50 years after NASA discarded the wet workshop, a company aims to revive it
Enlarge / An artist's concept of a spent upper stage of a rocket. (credit: Nanoracks)
In the 1960s, as it cast about for ideas about what to do after the Apollo Moon program, NASA considered re-using the spent upper stages of its large rockets as space stations. Ultimately, however, the agency dismissed this "wet workshop" concept and modified an upper stage on the ground for its Skylab program.
However, a Houston-based company named Nanoracks has revised the "wet workshop" concept, hoping to convert the spent upper stages of rockets into in-space habitats. "We are keen on bringing the wet lab back as an architecture," Adrian Mangiuca, who directs commerce for Nanoracks, said in an interview. "We think it is the future."

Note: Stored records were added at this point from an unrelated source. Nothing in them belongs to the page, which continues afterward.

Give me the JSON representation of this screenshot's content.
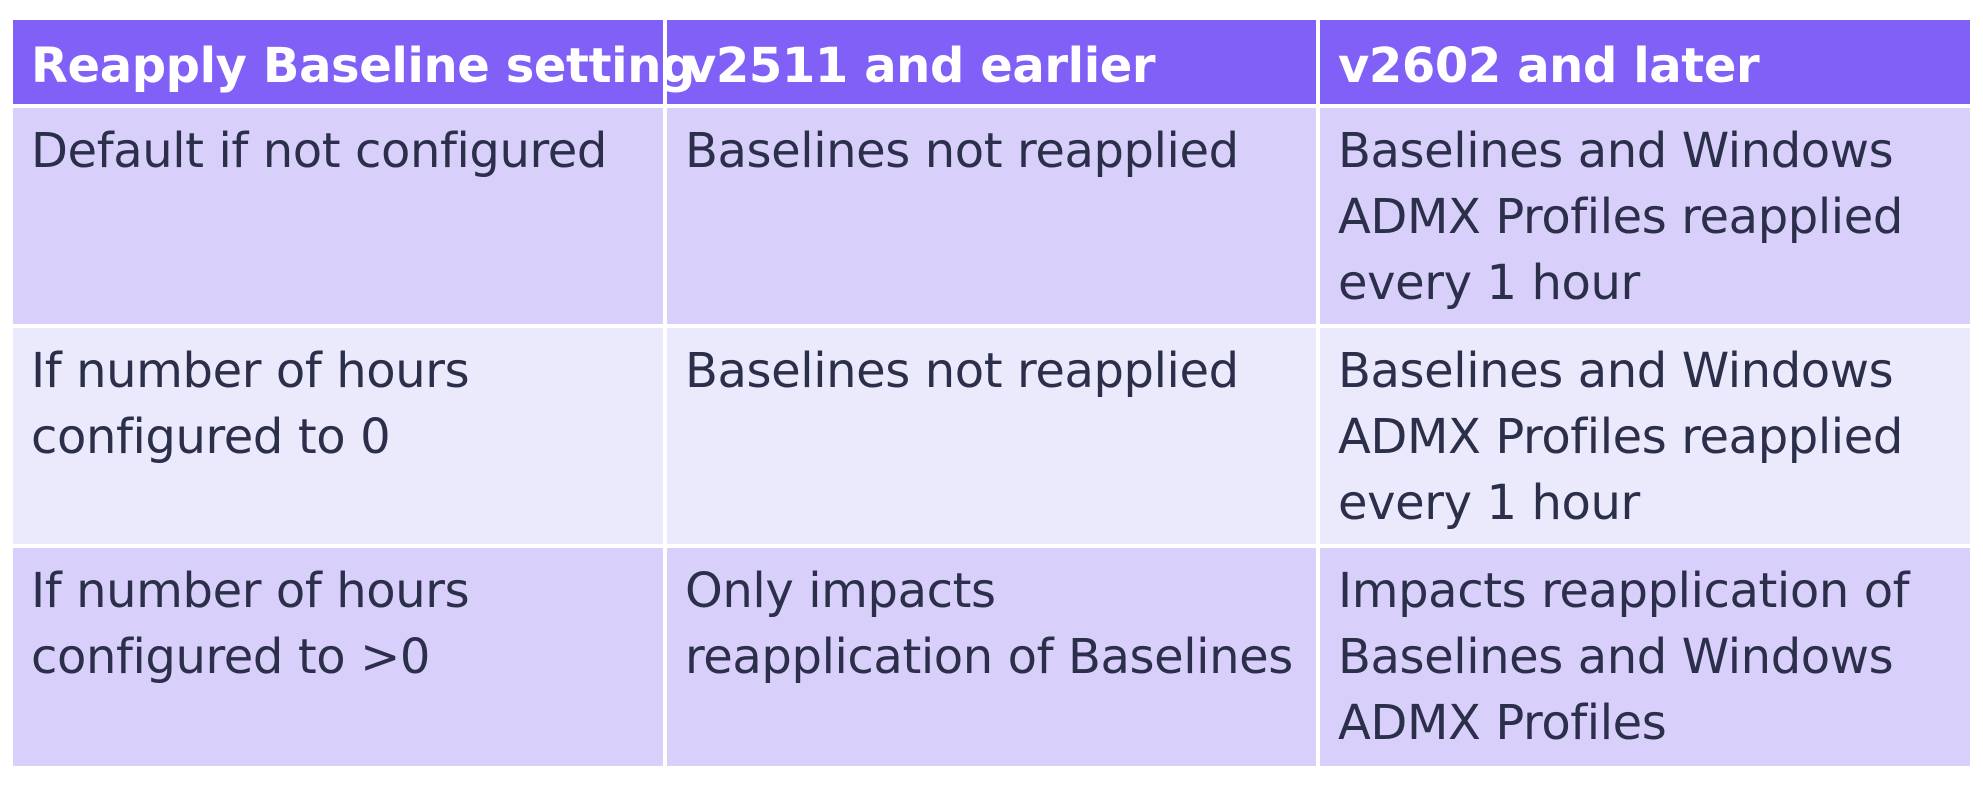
{
  "table": {
    "headers": [
      "Reapply Baseline setting",
      "v2511 and earlier",
      "v2602 and later"
    ],
    "rows": [
      {
        "setting": "Default if not configured",
        "v2511": "Baselines not reapplied",
        "v2602": "Baselines and Windows ADMX Profiles reapplied every 1 hour"
      },
      {
        "setting": "If number of hours configured to 0",
        "v2511": "Baselines not reapplied",
        "v2602": "Baselines and Windows ADMX Profiles reapplied every 1 hour"
      },
      {
        "setting": "If number of hours configured to >0",
        "v2511": "Only impacts reapplication of Baselines",
        "v2602": "Impacts reapplication of Baselines and Windows ADMX Profiles"
      }
    ]
  },
  "colors": {
    "header_bg": "#8060f7",
    "row_dark_bg": "#d8d0fb",
    "row_light_bg": "#ebe9fc",
    "text": "#2b2f4a"
  }
}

To that end, the company announced this week that it aims to perform a demonstration test in the fourth quarter of 2020. It will fly on a rocket-Mangiuca declined to name the launch provider-as as a secondary customer. After the primary mission, and other customers deploy their payloads, Nanoracks will attempt to heat and then cut three samples of metal used in upper stages. It will have about 30 minutes to an hour to perform these tasks with a robotic arm before the upper stage fires its engine to initiate a de-orbit burn.